Apesar do simples enredo, não deixa de haver mistério no ar. Não há momento algum, senão já perto da conclusão, em que os nossos “polícias e ladrões” se cruzam, uma grande tática que deixa o espectador em pulgas a tentar antecipar possíveis cenários. Não há quaisquer indícios de pistas que apontem para um óbvio desenlace das várias cenas e do próprio filme. Até mesmo quando parece que existem somente dois rumos a seguir, eis que surge um terceiro vindo do nada que consegue manter a espetacularidade imprevisível da narrativa intacta.
Taylor Sheridan, responsável pelo argumento, e David Mackenzie trabalham bem o fator surpresa, ainda que, como já referi, possa haver momentos onde o fluxo da narrativa é mais lento. Mas, devido ao excelente trabalho do elenco, as interações entre os protagonistas não nos deixam com sono e a bocejar. Os diálogos estão adornados de informação primordial que nos ajuda a compreender a história, e a sua composição escrita providencia-os de naturalidade. Isto torna-os muito mais credíveis e um elemento essencial no decurso dos cerca de cem minutos de ação.

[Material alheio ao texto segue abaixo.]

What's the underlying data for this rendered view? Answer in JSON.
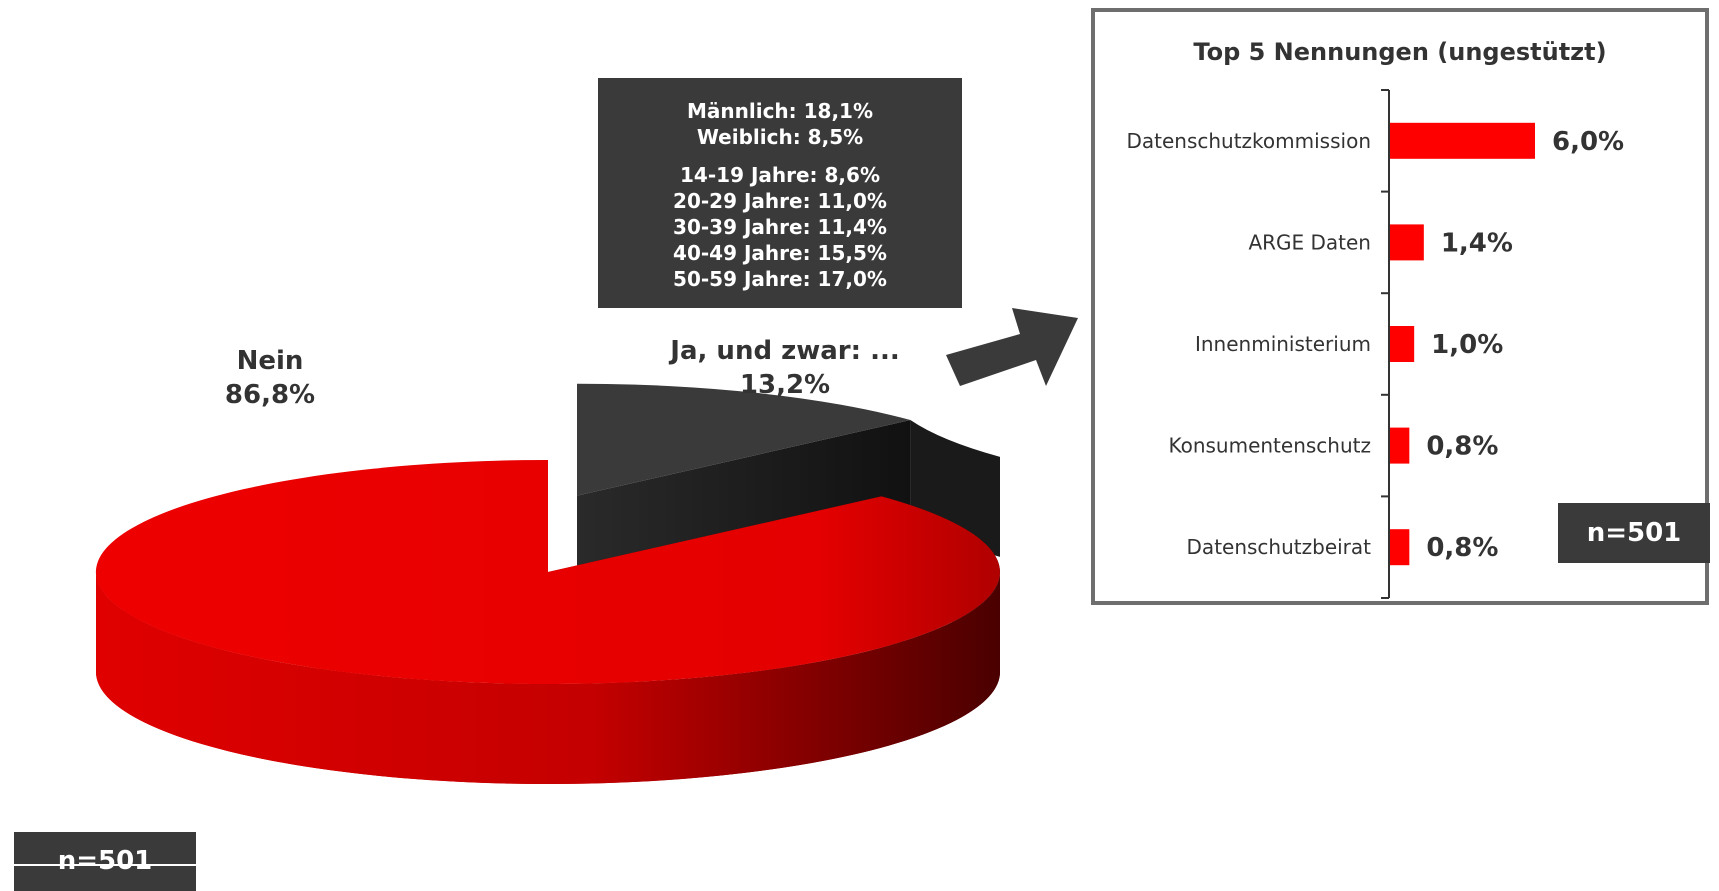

Muito aclamado pela crítica, Hell or High Water ganha mérito pelas performances de Jeff Bridges e Ben Foster e pela forma como foram concebidas as personagens. O contraste entre protagonistas enriquece um enredo simples cujo objetivo principal não é fechar a narrativa, mas sim deixar a cargo da imaginação da audiência aquilo que pode ser a sua conclusão. Dentro deste género, não se fazia algo tão bom desde Este País Não é Para Velhos. E porque não é demais relembrar: vejam o filme.